« Non prego solo per questi, ma anche per quelli che crederanno in me mediante la loro parola: perché tutti siano una sola cosa; come tu, Padre, sei in me e io in te, siano anch’essi in noi, perché il mondo creda che tu mi hai mandato. E la gloria che tu hai dato a me, io l’ho data a loro, perché siano una sola cosa come noi siamo una sola cosa. Io in loro e tu in me, perché siano perfetti nell’unità e il mondo conosca che tu mi hai mandato e che li hai amati come hai amato me. Padre, voglio che quelli che mi hai dato siano anch’essi con me dove sono io, perché contemplino la mia gloria, quella che tu mi hai dato; poiché mi hai amato prima della creazione del mondo. Padre giusto, il mondo non ti ha conosciuto, ma io ti ho conosciuto, e questi hanno conosciuto che tu mi hai mandato. E io ho fatto conoscere loro il tuo nome e lo farò conoscere, perché l’amore con il quale mi hai amato sia in essi e io in loro » (Gv 17,20-26).

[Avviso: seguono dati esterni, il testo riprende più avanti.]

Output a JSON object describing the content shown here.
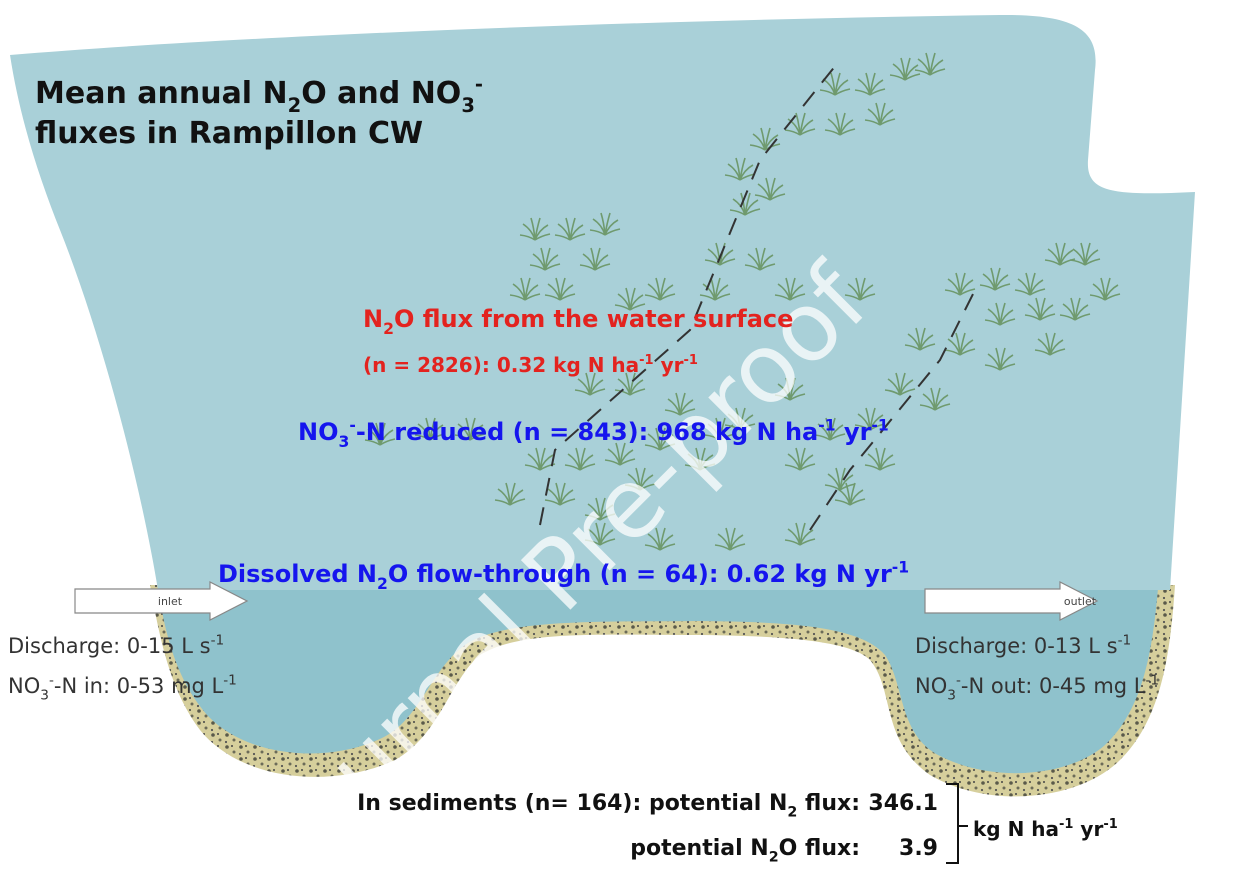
{
  "title": [
    [
      "Mean annual N",
      {
        "sub": "2"
      },
      "O and NO",
      {
        "sub": "3"
      },
      {
        "sup": "-"
      }
    ],
    [
      "fluxes in Rampillon CW"
    ]
  ],
  "surface_flux": [
    [
      "N",
      {
        "sub": "2"
      },
      "O flux from the water surface"
    ],
    [
      "(n = 2826):  0.32 kg N ha",
      {
        "sup": "-1"
      },
      " yr",
      {
        "sup": "-1"
      }
    ]
  ],
  "nitrate_reduced": [
    "NO",
    {
      "sub": "3"
    },
    {
      "sup": "-"
    },
    "-N reduced (n = 843): 968 kg N ha",
    {
      "sup": "-1"
    },
    " yr",
    {
      "sup": "-1"
    }
  ],
  "dissolved_flow": [
    "Dissolved N",
    {
      "sub": "2"
    },
    "O flow-through (n = 64): 0.62 kg N yr",
    {
      "sup": "-1"
    }
  ],
  "inlet": {
    "arrow": "inlet",
    "lines": [
      [
        "Discharge: 0-15 L s",
        {
          "sup": "-1"
        }
      ],
      [
        "NO",
        {
          "sub": "3"
        },
        {
          "sup": "-"
        },
        "-N in: 0-53 mg L",
        {
          "sup": "-1"
        }
      ]
    ]
  },
  "outlet": {
    "arrow": "outlet",
    "lines": [
      [
        "Discharge: 0-13 L s",
        {
          "sup": "-1"
        }
      ],
      [
        "NO",
        {
          "sub": "3"
        },
        {
          "sup": "-"
        },
        "-N out: 0-45 mg L",
        {
          "sup": "-1"
        }
      ]
    ]
  },
  "sediments": {
    "rows": [
      {
        "label": [
          "In sediments (n= 164): potential N",
          {
            "sub": "2"
          },
          " flux:"
        ],
        "value": "346.1"
      },
      {
        "label": [
          "potential N",
          {
            "sub": "2"
          },
          "O flux:"
        ],
        "value": "3.9"
      }
    ],
    "unit": [
      "kg N ha",
      {
        "sup": "-1"
      },
      " yr",
      {
        "sup": "-1"
      }
    ]
  },
  "watermark": "Journal Pre-proof"
}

La partecipazione alla comunione divina che Gesù offre non è limitata al primo gruppo di discepoli ma include tutti i discepoli, va al di là del luogo e del tempo. La loro descrizione come « quelli che crederanno in me mediante la loro parola » implica che il compito dei suoi discepoli sarà quello di far conoscere Gesù e il Padre (Mt 18,19). Gesù ha donato ai discepoli la Parola del Padre, che è lui stesso (Gv 17,14) e questa stessa parola, che rimane nei discepoli (Gv 8,31; 15,7), continua a risuonare nel mondo e a incontrare gli uomini attraverso la loro testimonianza.
La preghiera di Gesù che i suoi discepoli « siano una sola cosa » ci fa comprendere che questa partecipazione all’unità va al di là del tempo e dello spazio, perché è la stessa comunione che intercorre tra il Padre e il Figlio nell’amore dello Spirito Santo: « come tu, Padre, sei in me e io in te, siano anch’essi in noi ». Questo legame invisibile diventa visibile nell’unità della Chiesa. Nella misura in cui quest’unità viene percepita attraverso le sue debolezze terrene e storiche la Chiesa diventa testimone dell’unità di Dio ed illumina il mondo che resiste alla grazia della fede, preso com’è da tutte le sue “dissociazioni”, divisioni, incomprensioni, contrapposizioni rabbiose in cui all’odio si risponde con l’odio.
Quando la luce penetra nelle tenebre, il mondo riprende a vivere e a sperare. È come se il cielo scendesse sulla terra. La Chiesa infatti è il cielo in terra. In molte delle nostre chiese di mattoni, che sono state realizzate come simbolo della Chiesa di uomini, il soffitto appare come un cielo aperto con tanti angioletti che guardano in basso divertiti… Entrare in Chiesa, se lo facciamo con fede, vuol dire sperimentare la protezione di una famiglia composta di angeli e di santi, che rimanda, come al suo principio trascendente, al Padre, al Figlio e al loro Amore. Convertirsi vuol dire entrare in Chiesa: già ora entrare nella Chiesa terrena, celeste ed eterna, che fanno tutt’uno.